Margaret Tyndal Winthrop was a 17th-century Puritan, the wife of John Winthrop, the first governor of the Massachusetts Bay Colony.
Background
Margaret Tyndal was born into an Essex gentry family: her father Sir John Tyndal was a Master of the Court of Chancery, and her mother Anne Egerton was related to several of the leading Puritan clergy of the time. Anne was the sister of Stephen Egerton, who in turn married Sarah, daughter of Thomas Crooke.
Career
The pair are notable for the survival and character of the love-letters which they wrote to each other. Margaret was taught to read and write, and encouraged to habits of study and piety.
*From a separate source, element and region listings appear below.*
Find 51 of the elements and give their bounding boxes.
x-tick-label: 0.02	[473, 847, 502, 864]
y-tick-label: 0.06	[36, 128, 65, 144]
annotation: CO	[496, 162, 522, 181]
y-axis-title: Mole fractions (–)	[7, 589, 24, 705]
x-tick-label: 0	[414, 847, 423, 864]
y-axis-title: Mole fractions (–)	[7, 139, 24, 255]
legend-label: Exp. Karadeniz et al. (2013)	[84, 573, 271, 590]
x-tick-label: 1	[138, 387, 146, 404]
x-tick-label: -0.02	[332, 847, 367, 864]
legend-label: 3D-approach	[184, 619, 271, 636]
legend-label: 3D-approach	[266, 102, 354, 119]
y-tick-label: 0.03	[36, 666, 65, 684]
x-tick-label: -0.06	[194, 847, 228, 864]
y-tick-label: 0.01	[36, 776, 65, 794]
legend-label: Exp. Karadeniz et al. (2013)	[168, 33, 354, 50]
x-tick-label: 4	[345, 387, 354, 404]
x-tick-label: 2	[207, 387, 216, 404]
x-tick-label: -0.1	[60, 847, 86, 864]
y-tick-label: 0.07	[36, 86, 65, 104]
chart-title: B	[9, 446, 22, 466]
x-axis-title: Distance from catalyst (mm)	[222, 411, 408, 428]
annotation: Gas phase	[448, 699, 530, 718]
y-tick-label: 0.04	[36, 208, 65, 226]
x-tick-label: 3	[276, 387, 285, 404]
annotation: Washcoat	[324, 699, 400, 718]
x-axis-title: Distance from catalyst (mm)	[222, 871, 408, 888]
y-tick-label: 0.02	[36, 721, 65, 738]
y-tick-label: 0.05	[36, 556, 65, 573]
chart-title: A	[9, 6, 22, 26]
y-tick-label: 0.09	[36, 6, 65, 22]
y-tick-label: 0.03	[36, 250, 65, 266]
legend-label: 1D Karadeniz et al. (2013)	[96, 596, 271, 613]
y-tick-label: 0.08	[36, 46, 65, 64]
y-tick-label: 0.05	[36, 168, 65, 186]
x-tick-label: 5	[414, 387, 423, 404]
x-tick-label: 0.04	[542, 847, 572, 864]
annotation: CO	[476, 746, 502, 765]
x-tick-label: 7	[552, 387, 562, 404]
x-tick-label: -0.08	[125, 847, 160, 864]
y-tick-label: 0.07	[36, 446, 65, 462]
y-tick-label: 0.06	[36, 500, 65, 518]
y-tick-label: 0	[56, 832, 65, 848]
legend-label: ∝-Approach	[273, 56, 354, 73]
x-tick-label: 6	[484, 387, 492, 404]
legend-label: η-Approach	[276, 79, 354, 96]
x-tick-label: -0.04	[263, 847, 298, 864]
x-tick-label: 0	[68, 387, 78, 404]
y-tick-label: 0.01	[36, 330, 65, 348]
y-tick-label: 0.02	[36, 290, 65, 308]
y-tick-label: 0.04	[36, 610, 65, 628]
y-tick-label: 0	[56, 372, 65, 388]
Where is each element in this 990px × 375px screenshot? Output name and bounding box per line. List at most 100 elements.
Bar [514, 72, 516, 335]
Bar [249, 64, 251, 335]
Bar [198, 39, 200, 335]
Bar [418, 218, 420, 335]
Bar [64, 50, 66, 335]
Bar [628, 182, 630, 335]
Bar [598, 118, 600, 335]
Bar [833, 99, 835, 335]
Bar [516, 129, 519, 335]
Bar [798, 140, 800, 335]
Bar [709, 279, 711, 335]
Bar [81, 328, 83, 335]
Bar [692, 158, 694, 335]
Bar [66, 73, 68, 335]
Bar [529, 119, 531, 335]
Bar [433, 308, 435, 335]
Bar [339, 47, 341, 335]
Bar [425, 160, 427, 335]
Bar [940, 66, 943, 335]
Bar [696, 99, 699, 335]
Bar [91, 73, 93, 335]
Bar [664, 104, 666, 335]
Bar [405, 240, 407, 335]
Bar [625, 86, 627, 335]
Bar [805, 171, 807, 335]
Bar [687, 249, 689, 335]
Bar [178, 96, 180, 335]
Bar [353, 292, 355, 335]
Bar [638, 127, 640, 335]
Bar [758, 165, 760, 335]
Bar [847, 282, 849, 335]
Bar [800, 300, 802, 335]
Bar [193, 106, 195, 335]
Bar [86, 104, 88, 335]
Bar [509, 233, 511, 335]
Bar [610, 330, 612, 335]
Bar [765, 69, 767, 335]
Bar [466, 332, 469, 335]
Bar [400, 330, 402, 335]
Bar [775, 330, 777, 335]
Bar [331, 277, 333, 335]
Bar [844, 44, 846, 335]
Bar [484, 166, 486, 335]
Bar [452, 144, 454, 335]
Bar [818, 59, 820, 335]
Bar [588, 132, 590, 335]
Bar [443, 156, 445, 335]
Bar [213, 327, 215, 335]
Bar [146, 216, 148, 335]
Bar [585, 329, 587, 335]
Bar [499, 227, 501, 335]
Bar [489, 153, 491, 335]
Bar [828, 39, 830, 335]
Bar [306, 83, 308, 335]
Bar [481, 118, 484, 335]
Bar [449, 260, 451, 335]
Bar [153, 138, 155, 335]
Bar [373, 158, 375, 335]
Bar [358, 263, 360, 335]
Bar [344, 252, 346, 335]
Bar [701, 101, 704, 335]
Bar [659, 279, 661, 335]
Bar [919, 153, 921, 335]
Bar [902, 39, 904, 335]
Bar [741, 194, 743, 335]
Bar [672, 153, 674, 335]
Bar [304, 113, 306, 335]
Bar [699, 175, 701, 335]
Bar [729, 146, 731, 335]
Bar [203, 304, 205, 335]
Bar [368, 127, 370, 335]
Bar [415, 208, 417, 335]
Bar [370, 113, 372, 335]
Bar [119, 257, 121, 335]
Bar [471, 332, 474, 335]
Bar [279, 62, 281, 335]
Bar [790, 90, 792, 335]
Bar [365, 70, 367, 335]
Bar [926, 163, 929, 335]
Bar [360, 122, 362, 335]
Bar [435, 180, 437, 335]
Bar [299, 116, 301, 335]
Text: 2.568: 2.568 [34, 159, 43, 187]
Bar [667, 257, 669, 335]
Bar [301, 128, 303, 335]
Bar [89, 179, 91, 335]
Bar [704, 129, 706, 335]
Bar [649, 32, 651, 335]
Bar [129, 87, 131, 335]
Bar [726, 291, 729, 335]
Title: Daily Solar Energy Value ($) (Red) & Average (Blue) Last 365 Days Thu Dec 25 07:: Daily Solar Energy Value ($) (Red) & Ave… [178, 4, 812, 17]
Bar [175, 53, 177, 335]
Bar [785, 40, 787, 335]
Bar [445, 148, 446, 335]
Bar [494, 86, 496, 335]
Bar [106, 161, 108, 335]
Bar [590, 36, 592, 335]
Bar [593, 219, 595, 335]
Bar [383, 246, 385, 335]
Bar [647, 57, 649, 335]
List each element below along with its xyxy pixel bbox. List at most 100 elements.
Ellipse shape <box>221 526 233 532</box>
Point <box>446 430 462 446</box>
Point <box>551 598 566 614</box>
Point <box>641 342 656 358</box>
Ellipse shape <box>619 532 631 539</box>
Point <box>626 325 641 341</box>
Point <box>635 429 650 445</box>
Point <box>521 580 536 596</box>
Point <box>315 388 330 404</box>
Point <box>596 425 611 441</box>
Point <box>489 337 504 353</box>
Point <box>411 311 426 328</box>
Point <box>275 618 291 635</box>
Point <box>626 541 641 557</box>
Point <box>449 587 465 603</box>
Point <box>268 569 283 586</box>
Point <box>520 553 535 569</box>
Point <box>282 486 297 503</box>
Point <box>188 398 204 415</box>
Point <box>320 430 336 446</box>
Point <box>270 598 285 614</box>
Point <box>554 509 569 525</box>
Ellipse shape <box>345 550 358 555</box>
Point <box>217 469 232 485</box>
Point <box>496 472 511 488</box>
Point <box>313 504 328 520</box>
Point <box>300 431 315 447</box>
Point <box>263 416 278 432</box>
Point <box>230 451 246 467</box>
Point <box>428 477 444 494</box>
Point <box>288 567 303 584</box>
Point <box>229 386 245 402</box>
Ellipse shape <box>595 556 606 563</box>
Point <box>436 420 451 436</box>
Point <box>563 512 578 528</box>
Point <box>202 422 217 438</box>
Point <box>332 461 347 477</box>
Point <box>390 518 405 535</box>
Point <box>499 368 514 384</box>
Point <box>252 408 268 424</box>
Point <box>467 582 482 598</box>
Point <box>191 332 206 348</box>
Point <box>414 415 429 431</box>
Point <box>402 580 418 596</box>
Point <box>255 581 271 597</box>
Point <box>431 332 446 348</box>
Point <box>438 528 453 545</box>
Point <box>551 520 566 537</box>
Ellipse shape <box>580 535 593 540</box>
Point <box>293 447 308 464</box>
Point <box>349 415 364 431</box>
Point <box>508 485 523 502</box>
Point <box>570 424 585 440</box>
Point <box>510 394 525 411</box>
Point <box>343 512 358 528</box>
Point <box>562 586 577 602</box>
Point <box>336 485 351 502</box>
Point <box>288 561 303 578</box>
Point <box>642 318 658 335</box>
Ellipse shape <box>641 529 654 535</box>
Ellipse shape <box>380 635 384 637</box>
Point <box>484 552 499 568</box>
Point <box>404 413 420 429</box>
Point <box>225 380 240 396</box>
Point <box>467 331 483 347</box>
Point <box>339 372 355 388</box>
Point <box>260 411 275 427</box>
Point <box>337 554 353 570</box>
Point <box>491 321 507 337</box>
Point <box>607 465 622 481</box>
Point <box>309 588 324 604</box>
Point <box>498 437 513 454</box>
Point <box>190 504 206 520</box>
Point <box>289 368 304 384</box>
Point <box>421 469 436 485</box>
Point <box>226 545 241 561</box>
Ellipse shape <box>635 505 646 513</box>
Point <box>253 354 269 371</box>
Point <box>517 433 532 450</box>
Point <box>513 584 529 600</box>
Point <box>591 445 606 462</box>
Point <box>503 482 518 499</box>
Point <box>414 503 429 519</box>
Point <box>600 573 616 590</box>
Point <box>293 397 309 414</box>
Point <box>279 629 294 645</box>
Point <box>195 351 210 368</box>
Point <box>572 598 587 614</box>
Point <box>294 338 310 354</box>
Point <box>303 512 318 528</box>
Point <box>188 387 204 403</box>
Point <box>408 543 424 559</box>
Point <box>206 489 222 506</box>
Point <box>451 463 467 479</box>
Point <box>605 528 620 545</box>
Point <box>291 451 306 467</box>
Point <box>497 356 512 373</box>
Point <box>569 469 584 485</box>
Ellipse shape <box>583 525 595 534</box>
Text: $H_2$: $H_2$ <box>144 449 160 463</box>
Many of their love-letters to each other - in which the couple put their love of God before their love of each other - have survived.
John Winthrop sailed for New England in 1630, while Margaret remained in England for a year to wrap up family business.
"Prior to parting, the two agreed to set aside five to six o"clock every Monday and Friday to think of one another and enter into spiritual communion with each other till the time they were reunited." Margaret arrived in New England on 2 November 1631, having sailed on the Lyon, and was admitted to Boston church as member #111. She and John Winthrop had seven children: Stephen, Adam, Deane, Nathaniel, Samuel, Anne, William, and Sarah.
Margaret died in Boston on 14 June 1647, aged about fifty-six. Despite their deep mutual affection, John chose to make a fourth marriage to Martha Rainsborough, sister of Thomas Rainsborough, but he outlived Margaret by less than 2 years.